Conferences and events can be priceless for some businesses. Social media is a great platform for maintaining regular dialogues and interaction with customers and clients but there’s still a place in today’s world for a live event: they can be a powerful way to build loyalty, increase and enhance a company’s reputation, and market your services. However, planning a successful live event is not easy. Let’s take a look at some of the elements you must consider.
Where you hold your event can be critical. Key points to determine include the size of the venue, and its location. If yours is a huge multi-day event, you’ll no doubt need to contemplate some of the biggest venues in the UK, such as the NEC, in Birmingham. But for the purposes of this article, let’s assume you’re debuting with a modest one-day event to showcase your company, which creates software to convert print magazines to a digital format.

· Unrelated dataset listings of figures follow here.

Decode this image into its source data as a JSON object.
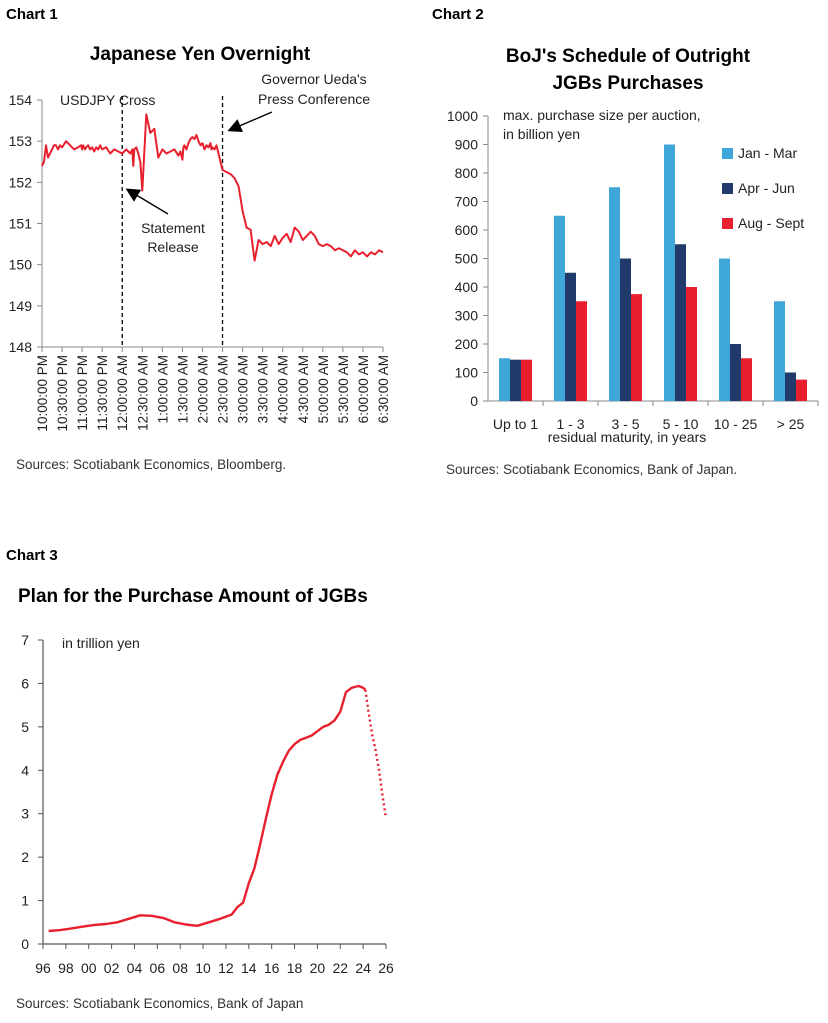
{
  "chart_labels": [
    "Chart 1",
    "Chart 2",
    "Chart 3"
  ],
  "chart_data": [
    {
      "type": "line",
      "title": "Japanese Yen Overnight",
      "series": [
        {
          "name": "USDJPY Cross"
        }
      ],
      "ylim": [
        148,
        154
      ],
      "yticks": [
        "148",
        "149",
        "150",
        "151",
        "152",
        "153",
        "154"
      ],
      "x_tick_labels": [
        "10:00:00 PM",
        "10:30:00 PM",
        "11:00:00 PM",
        "11:30:00 PM",
        "12:00:00 AM",
        "12:30:00 AM",
        "1:00:00 AM",
        "1:30:00 AM",
        "2:00:00 AM",
        "2:30:00 AM",
        "3:00:00 AM",
        "3:30:00 AM",
        "4:00:00 AM",
        "4:30:00 AM",
        "5:00:00 AM",
        "5:30:00 AM",
        "6:00:00 AM",
        "6:30:00 AM"
      ],
      "x_hours": [
        0,
        0.1,
        0.2,
        0.3,
        0.4,
        0.5,
        0.6,
        0.7,
        0.8,
        0.9,
        1.0,
        1.2,
        1.4,
        1.6,
        1.8,
        1.95,
        2.0,
        2.05,
        2.1,
        2.15,
        2.2,
        2.3,
        2.4,
        2.5,
        2.6,
        2.7,
        2.8,
        2.9,
        3.0,
        3.2,
        3.4,
        3.6,
        3.8,
        4.0,
        4.2,
        4.4,
        4.5,
        4.55,
        4.6,
        4.7,
        4.8,
        4.9,
        5.0,
        5.2,
        5.4,
        5.6,
        5.8,
        6.0,
        6.2,
        6.4,
        6.6,
        6.8,
        6.9,
        7.0,
        7.05,
        7.1,
        7.2,
        7.3,
        7.4,
        7.5,
        7.6,
        7.7,
        7.8,
        7.9,
        8.0,
        8.1,
        8.2,
        8.3,
        8.4,
        8.45,
        8.5,
        8.6,
        8.7,
        8.8,
        8.9,
        9.0,
        9.2,
        9.4,
        9.6,
        9.8,
        10.0,
        10.2,
        10.4,
        10.6,
        10.8,
        11.0,
        11.2,
        11.4,
        11.6,
        11.8,
        12.0,
        12.2,
        12.4,
        12.6,
        12.8,
        13.0,
        13.2,
        13.4,
        13.6,
        13.8,
        14.0,
        14.2,
        14.4,
        14.6,
        14.8,
        15.0,
        15.2,
        15.4,
        15.6,
        15.8,
        16.0,
        16.2,
        16.4,
        16.6,
        16.8,
        17.0
      ],
      "values": [
        152.4,
        152.5,
        152.9,
        152.6,
        152.7,
        152.8,
        152.9,
        152.9,
        152.8,
        152.9,
        152.85,
        153.0,
        152.9,
        152.8,
        152.85,
        152.9,
        152.8,
        152.9,
        152.85,
        152.8,
        152.85,
        152.9,
        152.8,
        152.85,
        152.75,
        152.85,
        152.8,
        152.9,
        152.8,
        152.85,
        152.7,
        152.8,
        152.75,
        152.7,
        152.8,
        152.7,
        152.8,
        152.4,
        152.8,
        152.85,
        152.7,
        152.5,
        151.8,
        153.65,
        153.2,
        153.3,
        152.6,
        152.8,
        152.7,
        152.75,
        152.8,
        152.65,
        152.75,
        152.55,
        152.85,
        152.9,
        152.8,
        152.95,
        153.05,
        153.1,
        153.05,
        153.15,
        153.0,
        152.9,
        152.95,
        152.8,
        152.9,
        152.85,
        152.95,
        152.8,
        152.85,
        152.8,
        152.9,
        152.7,
        152.5,
        152.3,
        152.25,
        152.2,
        152.1,
        151.9,
        151.3,
        150.9,
        150.85,
        150.1,
        150.6,
        150.5,
        150.55,
        150.45,
        150.7,
        150.5,
        150.65,
        150.75,
        150.55,
        150.9,
        150.8,
        150.6,
        150.7,
        150.8,
        150.7,
        150.5,
        150.45,
        150.5,
        150.45,
        150.35,
        150.4,
        150.35,
        150.3,
        150.2,
        150.35,
        150.25,
        150.3,
        150.2,
        150.3,
        150.25,
        150.35,
        150.3
      ],
      "vlines_hours": [
        4.0,
        9.0
      ],
      "annotations": [
        "USDJPY Cross",
        "Governor Ueda's",
        "Press Conference",
        "Statement",
        "Release"
      ],
      "source": "Sources: Scotiabank Economics, Bloomberg.",
      "color": "#e8202e"
    },
    {
      "type": "bar",
      "title_lines": [
        "BoJ's Schedule of Outright",
        "JGBs Purchases"
      ],
      "ylim": [
        0,
        1000
      ],
      "yticks": [
        "0",
        "100",
        "200",
        "300",
        "400",
        "500",
        "600",
        "700",
        "800",
        "900",
        "1000"
      ],
      "ylabel_lines": [
        "max. purchase size per auction,",
        "in billion yen"
      ],
      "xlabel": "residual maturity, in years",
      "categories": [
        "Up to 1",
        "1 - 3",
        "3 - 5",
        "5 - 10",
        "10 - 25",
        "> 25"
      ],
      "series": [
        {
          "name": "Jan - Mar",
          "color": "#3fa6d8",
          "values": [
            150,
            650,
            750,
            900,
            500,
            350
          ]
        },
        {
          "name": "Apr - Jun",
          "color": "#1f3a6b",
          "values": [
            145,
            450,
            500,
            550,
            200,
            100
          ]
        },
        {
          "name": "Aug - Sept",
          "color": "#e8202e",
          "values": [
            145,
            350,
            375,
            400,
            150,
            75
          ]
        }
      ],
      "source": "Sources: Scotiabank Economics, Bank of Japan."
    },
    {
      "type": "line",
      "title": "Plan for the Purchase Amount of JGBs",
      "ylim": [
        0,
        7
      ],
      "yticks": [
        "0",
        "1",
        "2",
        "3",
        "4",
        "5",
        "6",
        "7"
      ],
      "ylabel": "in trillion yen",
      "xticks": [
        "96",
        "98",
        "00",
        "02",
        "04",
        "06",
        "08",
        "10",
        "12",
        "14",
        "16",
        "18",
        "20",
        "22",
        "24",
        "26"
      ],
      "xlim": [
        1996,
        2026
      ],
      "x": [
        1996.5,
        1997.5,
        1998.5,
        1999.5,
        2000.5,
        2001.5,
        2002.5,
        2003.5,
        2004.5,
        2005.5,
        2006.5,
        2007.5,
        2008.5,
        2009.5,
        2010.5,
        2011.5,
        2012.5,
        2013.0,
        2013.5,
        2014.0,
        2014.5,
        2015.0,
        2015.5,
        2016.0,
        2016.5,
        2017.0,
        2017.5,
        2018.0,
        2018.5,
        2019.0,
        2019.5,
        2020.0,
        2020.5,
        2021.0,
        2021.5,
        2022.0,
        2022.5,
        2023.0,
        2023.3,
        2023.6,
        2024.0,
        2024.2
      ],
      "values": [
        0.3,
        0.32,
        0.36,
        0.4,
        0.44,
        0.46,
        0.5,
        0.58,
        0.66,
        0.65,
        0.6,
        0.5,
        0.45,
        0.42,
        0.5,
        0.58,
        0.68,
        0.85,
        0.95,
        1.4,
        1.75,
        2.3,
        2.9,
        3.45,
        3.9,
        4.2,
        4.45,
        4.6,
        4.7,
        4.75,
        4.8,
        4.9,
        5.0,
        5.05,
        5.15,
        5.35,
        5.8,
        5.9,
        5.92,
        5.94,
        5.9,
        5.85
      ],
      "projection_x": [
        2024.2,
        2024.5,
        2024.8,
        2025.1,
        2025.4,
        2025.7,
        2026.0
      ],
      "projection_values": [
        5.85,
        5.3,
        4.8,
        4.45,
        4.0,
        3.4,
        2.9
      ],
      "source": "Sources: Scotiabank Economics, Bank of Japan",
      "color": "#e8202e"
    }
  ]
}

That being the case, who is your target customer? Magazine publishers, almost certainly, so your hotspot may well be London – the capital certainly isn’t short of option when it comes to venues for hire. Consider price, naturally, but also ease of access for attendees. Nearest tube station and other travel links, for example. If you have visitors travelling from outside London, they can get to you easily?
Equipment and facilities
Venues should provide some equipment – tables and seating – but much of what you need, as host, you’ll need to bring, particularly any presentation aids. These could be a Powerpoint presentation on your laptop, or a good old fashioned flipchart. Depending on what your event entails, you may need to enlist the services of a specialist company to help you set the room up, especially if you have pop up banners and boards. Or you may bring everything yourself. Top tip: have a back up plan if you forget something vital – a courier company, like Courier Expert.co.uk, can collect and deliver that all-important item.
You have to let people know about the event, or no-one will show. And that would be embarrassing. Start by reaching out to your client base, create some eye-catching content for your own website, and reach out to the resources you know your target audience are reading. So, again, if you want to attract publishers, you could write a guest piece for an influential trade publication, or you could draw up a list of ideal people to invite and contact them directly. Exploit social media to the full. Use Twitter, create a hashtag promoting your event, and drive awareness. Although, if your event is one the smaller side, you need to manage numbers. A hand-picked 100 delegates might be what you need, rather than 1,000 casual attendees.
Don’t do it all yourself. For once, it’s too much to fill a whole day using just your own staff, secondly, you’ll need the variation in terms of presentations, and thirdly, from a credibility point of view, external contribution makes for a better event all round. Recruit speakers, well respected in their industry, to contribute. You’ll want to open the day yourself with an introduction about you and your company, and you’ll also want an interactive demonstration from one of your employees, who knows (or even better, devised) the software.
On top of that, consider inviting a leading digital journalist to speak; a well-respected editor; maybe a notable media expert. All will have a different presentation style and delivery, and that will help with the pace of the day. Even better, once all speakers are confirmed, you can feature them in pre-show marketing, and also ask them to spread the word within their respective circles and groups.
The follow up
In many ways, once the event has concluded and the hard work is done, the hard work begins. You should have a fistful of business cards, or an inbox of email addresses – start by thanking everyone for attending, and perhaps include a short survey to gauge feedback. After that, you can follow up any potential leads, and set up separate meetings – hopefully, all your endeavours have led to genuine interest in what your company does.